# Ariens Sno-Tek 920402 help



## Sean Taylor (Jan 12, 2018)

Hello,

I’m new to the forum as well as two stage snow blowers. I have a new Sno-Tek 920402 with about 4 trouble free hours on it right now. When I got it I made sure to make all the proper adjustments to the transmission and auger drive before using it. We got a snow storm last night and I went to move the snow with the new blower. It started up fine but when I went to engage the auger it failed to start turning. I was able to get it going by tilting the unit back towards me and letting the housing bang on the ground (not too hard) and the auger engaged. I had to do this every time I let off the lever and went to start another pass. Every time I had to tilt it back and give it a gentle bang on the ground to get it going. Is this a common problem with an easy fix or should I seek professional help. Thanks in advance.


----------



## JLawrence08648 (Jan 15, 2017)

Seems to me a belt problem, adjustment or replacement, strange it would be new and needs a belt. Maybe the wrong size?

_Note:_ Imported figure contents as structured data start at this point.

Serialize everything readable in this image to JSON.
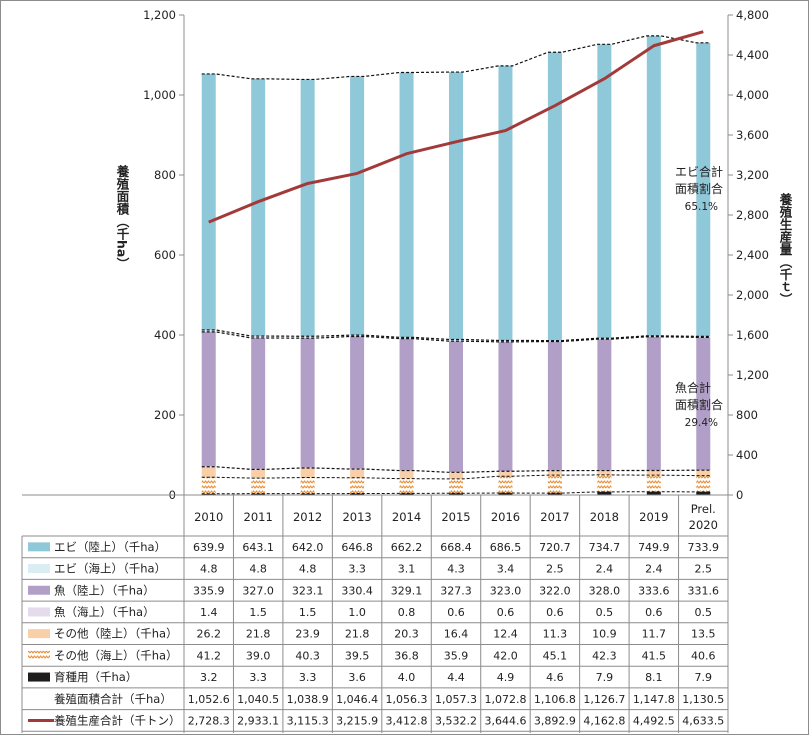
{
  "chart_data": {
    "type": "bar",
    "stacked": true,
    "categories": [
      "2010",
      "2011",
      "2012",
      "2013",
      "2014",
      "2015",
      "2016",
      "2017",
      "2018",
      "2019",
      "Prel.\n2020"
    ],
    "y_left": {
      "label": "養殖面積（千ha）",
      "min": 0,
      "max": 1200,
      "step": 200,
      "ticks": [
        "0",
        "200",
        "400",
        "600",
        "800",
        "1,000",
        "1,200"
      ]
    },
    "y_right": {
      "label": "養殖生産量（千ｔ）",
      "min": 0,
      "max": 4800,
      "step": 400,
      "ticks": [
        "0",
        "400",
        "800",
        "1,200",
        "1,600",
        "2,000",
        "2,400",
        "2,800",
        "3,200",
        "3,600",
        "4,000",
        "4,400",
        "4,800"
      ]
    },
    "series": [
      {
        "name": "エビ（陸上）（千ha）",
        "color": "#8fc8d8",
        "kind": "bar",
        "values": [
          639.9,
          643.1,
          642.0,
          646.8,
          662.2,
          668.4,
          686.5,
          720.7,
          734.7,
          749.9,
          733.9
        ],
        "labels": [
          "639.9",
          "643.1",
          "642.0",
          "646.8",
          "662.2",
          "668.4",
          "686.5",
          "720.7",
          "734.7",
          "749.9",
          "733.9"
        ]
      },
      {
        "name": "エビ（海上）（千ha）",
        "color": "#d9edf3",
        "kind": "bar",
        "values": [
          4.8,
          4.8,
          4.8,
          3.3,
          3.1,
          4.3,
          3.4,
          2.5,
          2.4,
          2.4,
          2.5
        ],
        "labels": [
          "4.8",
          "4.8",
          "4.8",
          "3.3",
          "3.1",
          "4.3",
          "3.4",
          "2.5",
          "2.4",
          "2.4",
          "2.5"
        ]
      },
      {
        "name": "魚（陸上）（千ha）",
        "color": "#b19fc8",
        "kind": "bar",
        "values": [
          335.9,
          327.0,
          323.1,
          330.4,
          329.1,
          327.3,
          323.0,
          322.0,
          328.0,
          333.6,
          331.6
        ],
        "labels": [
          "335.9",
          "327.0",
          "323.1",
          "330.4",
          "329.1",
          "327.3",
          "323.0",
          "322.0",
          "328.0",
          "333.6",
          "331.6"
        ]
      },
      {
        "name": "魚（海上）（千ha）",
        "color": "#e4dced",
        "kind": "bar",
        "values": [
          1.4,
          1.5,
          1.5,
          1.0,
          0.8,
          0.6,
          0.6,
          0.6,
          0.5,
          0.6,
          0.5
        ],
        "labels": [
          "1.4",
          "1.5",
          "1.5",
          "1.0",
          "0.8",
          "0.6",
          "0.6",
          "0.6",
          "0.5",
          "0.6",
          "0.5"
        ]
      },
      {
        "name": "その他（陸上）（千ha）",
        "color": "#f8cfa8",
        "kind": "bar",
        "values": [
          26.2,
          21.8,
          23.9,
          21.8,
          20.3,
          16.4,
          12.4,
          11.3,
          10.9,
          11.7,
          13.5
        ],
        "labels": [
          "26.2",
          "21.8",
          "23.9",
          "21.8",
          "20.3",
          "16.4",
          "12.4",
          "11.3",
          "10.9",
          "11.7",
          "13.5"
        ]
      },
      {
        "name": "その他（海上）（千ha）",
        "color": "#e8913a",
        "kind": "bar-zigzag",
        "values": [
          41.2,
          39.0,
          40.3,
          39.5,
          36.8,
          35.9,
          42.0,
          45.1,
          42.3,
          41.5,
          40.6
        ],
        "labels": [
          "41.2",
          "39.0",
          "40.3",
          "39.5",
          "36.8",
          "35.9",
          "42.0",
          "45.1",
          "42.3",
          "41.5",
          "40.6"
        ]
      },
      {
        "name": "育種用（千ha）",
        "color": "#1e1e1e",
        "kind": "bar",
        "values": [
          3.2,
          3.3,
          3.3,
          3.6,
          4.0,
          4.4,
          4.9,
          4.6,
          7.9,
          8.1,
          7.9
        ],
        "labels": [
          "3.2",
          "3.3",
          "3.3",
          "3.6",
          "4.0",
          "4.4",
          "4.9",
          "4.6",
          "7.9",
          "8.1",
          "7.9"
        ]
      },
      {
        "name": "養殖面積合計（千ha）",
        "color": "#000000",
        "kind": "none",
        "values": [
          1052.6,
          1040.5,
          1038.9,
          1046.4,
          1056.3,
          1057.3,
          1072.8,
          1106.8,
          1126.7,
          1147.8,
          1130.5
        ],
        "labels": [
          "1,052.6",
          "1,040.5",
          "1,038.9",
          "1,046.4",
          "1,056.3",
          "1,057.3",
          "1,072.8",
          "1,106.8",
          "1,126.7",
          "1,147.8",
          "1,130.5"
        ]
      },
      {
        "name": "養殖生産合計（千トン）",
        "color": "#a33a3a",
        "kind": "line",
        "axis": "right",
        "values": [
          2728.3,
          2933.1,
          3115.3,
          3215.9,
          3412.8,
          3532.2,
          3644.6,
          3892.9,
          4162.8,
          4492.5,
          4633.5
        ],
        "labels": [
          "2,728.3",
          "2,933.1",
          "3,115.3",
          "3,215.9",
          "3,412.8",
          "3,532.2",
          "3,644.6",
          "3,892.9",
          "4,162.8",
          "4,492.5",
          "4,633.5"
        ]
      }
    ],
    "annotations": [
      {
        "id": "shrimp",
        "lines": [
          "エビ合計",
          "面積割合",
          "65.1%"
        ]
      },
      {
        "id": "fish",
        "lines": [
          "魚合計",
          "面積割合",
          "29.4%"
        ]
      }
    ]
  }
}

You might want to go to 1/2" smaller belt.


----------



## Sean Taylor (Jan 12, 2018)

JLawrence08648 said:


> Seems to me a belt problem, adjustment or replacement, strange it would be new and needs a belt. Maybe the wrong size? You might want to go to 1/2" smaller belt.


Im sorry, I should clarify. I adjusted the cable tension for the drive and auger engagement. I didn’t adjust any belts. I’ll give that a look. Thanks.


----------



## leonz (Dec 12, 2014)

Did you buy this snowblower new from an internet retailer?

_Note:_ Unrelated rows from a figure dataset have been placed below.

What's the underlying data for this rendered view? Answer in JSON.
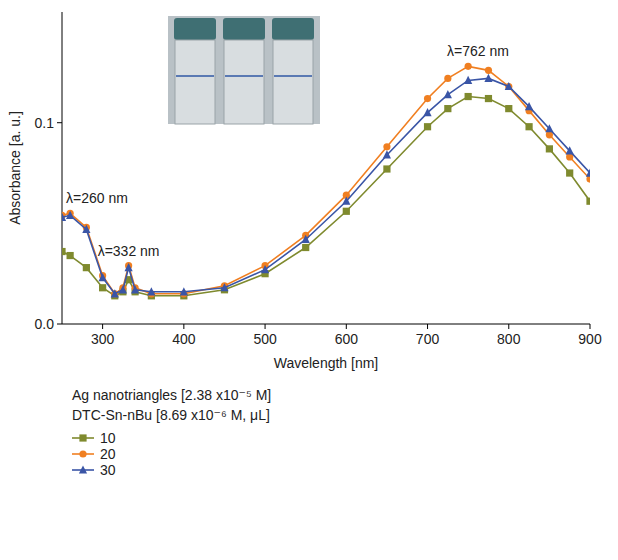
{
  "chart_data": {
    "type": "line",
    "x_label": "Wavelength [nm]",
    "y_label": "Absorbance [a. u.]",
    "x": [
      250,
      260,
      280,
      300,
      315,
      325,
      332,
      340,
      360,
      400,
      450,
      500,
      550,
      600,
      650,
      700,
      725,
      750,
      775,
      800,
      825,
      850,
      875,
      900
    ],
    "series": [
      {
        "name": "10",
        "color": "#7f8a2e",
        "marker": "square",
        "values": [
          0.036,
          0.034,
          0.028,
          0.018,
          0.014,
          0.016,
          0.022,
          0.016,
          0.014,
          0.014,
          0.017,
          0.025,
          0.038,
          0.056,
          0.077,
          0.098,
          0.107,
          0.113,
          0.112,
          0.107,
          0.098,
          0.087,
          0.075,
          0.061
        ]
      },
      {
        "name": "20",
        "color": "#f07f21",
        "marker": "circle",
        "values": [
          0.054,
          0.055,
          0.048,
          0.024,
          0.015,
          0.018,
          0.029,
          0.018,
          0.015,
          0.015,
          0.019,
          0.029,
          0.044,
          0.064,
          0.088,
          0.112,
          0.122,
          0.128,
          0.126,
          0.118,
          0.106,
          0.094,
          0.083,
          0.072
        ]
      },
      {
        "name": "30",
        "color": "#3a55a6",
        "marker": "triangle",
        "values": [
          0.053,
          0.054,
          0.047,
          0.023,
          0.015,
          0.017,
          0.028,
          0.017,
          0.016,
          0.016,
          0.018,
          0.027,
          0.042,
          0.061,
          0.084,
          0.105,
          0.114,
          0.121,
          0.122,
          0.118,
          0.108,
          0.097,
          0.086,
          0.075
        ]
      }
    ],
    "xlim": [
      250,
      900
    ],
    "xticks": [
      300,
      400,
      500,
      600,
      700,
      800,
      900
    ],
    "ylim": [
      0,
      0.155
    ],
    "yticks": [
      {
        "value": 0,
        "label": "0.0"
      },
      {
        "value": 0.1,
        "label": "0.1"
      }
    ],
    "annotations": [
      {
        "text": "λ=260 nm",
        "x": 260
      },
      {
        "text": "λ=332 nm",
        "x": 332
      },
      {
        "text": "λ=762 nm",
        "x": 762
      }
    ],
    "legend_title": [
      "Ag nanotriangles [2.38 x10⁻⁵ M]",
      "DTC-Sn-nBu [8.69 x10⁻⁶ M, μL]"
    ],
    "legend": "bottom",
    "grid": false
  }
}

If your bouncing off the ground to clear snow to get it to run you probably do not have enough tension in the cable to pull the snubber pulley or pulleys back to create adequate tension on the drive impeller/cross auger drive belt.


----------



## JLawrence08648 (Jan 15, 2017)

This is sold on eBay, SnowBlowersDirect, and at Home Depot.


----------



## Sean Taylor (Jan 12, 2018)

JLawrence08648 said:


> This is sold on eBay, SnowBlowersDirect, and at Home Depot.


I bought it at Home Depot.


----------



## nwcove (Mar 2, 2015)

did you buy it fully assembled at the store ? sometimes the staff at box stores arent very good at properly tightening and adjusting things that may not be mentioned in the manual. i would pull the plug wire, remove the belt cover and see what is going on when you engage the auger.


----------



## Sean Taylor (Jan 12, 2018)

nwcove said:


> did you buy it fully assembled at the store ? sometimes the staff at box stores arent very good at properly tightening and adjusting things that may not be mentioned in the manual. i would pull the plug wire, remove the belt cover and see what is going on when you engage the auger.


Great question. No it was boxed up and on a pallet. I may have found the problem. It appears the jam nut had worked loose on the tensioner cable. I took the slack out of it and locked it down again. It seems to have solved the problem. I may need to add a dab of locktite to the jam nuts.


----------



## nwcove (Mar 2, 2015)

good stuff ! keep an eye on every nut and bolt as they can tend to loosen up from vibration for the first while with a new machine. on a side note, i am very impressed with my older snotek, look after yours and it will treat you good for many years.


----------



## leonz (Dec 12, 2014)

I am glad the fix was simple, now all you need is spare belts, a spark plug, fuel filter, seafoam fuel treatment and high octane gas for the snow blower and you will be all set.



Just be sure to use the Blue Loctite not the red.


----------



## JLawrence08648 (Jan 15, 2017)

You shouldn't need Locktite if you see using 2 Jan nuts.

I prefer distorted thread locknuts, my preference is elliptical offset nuts, specifically oval locknuts.

I've been using them for 35+ years for situations that incur vibrations. Never never ever loosens.


----------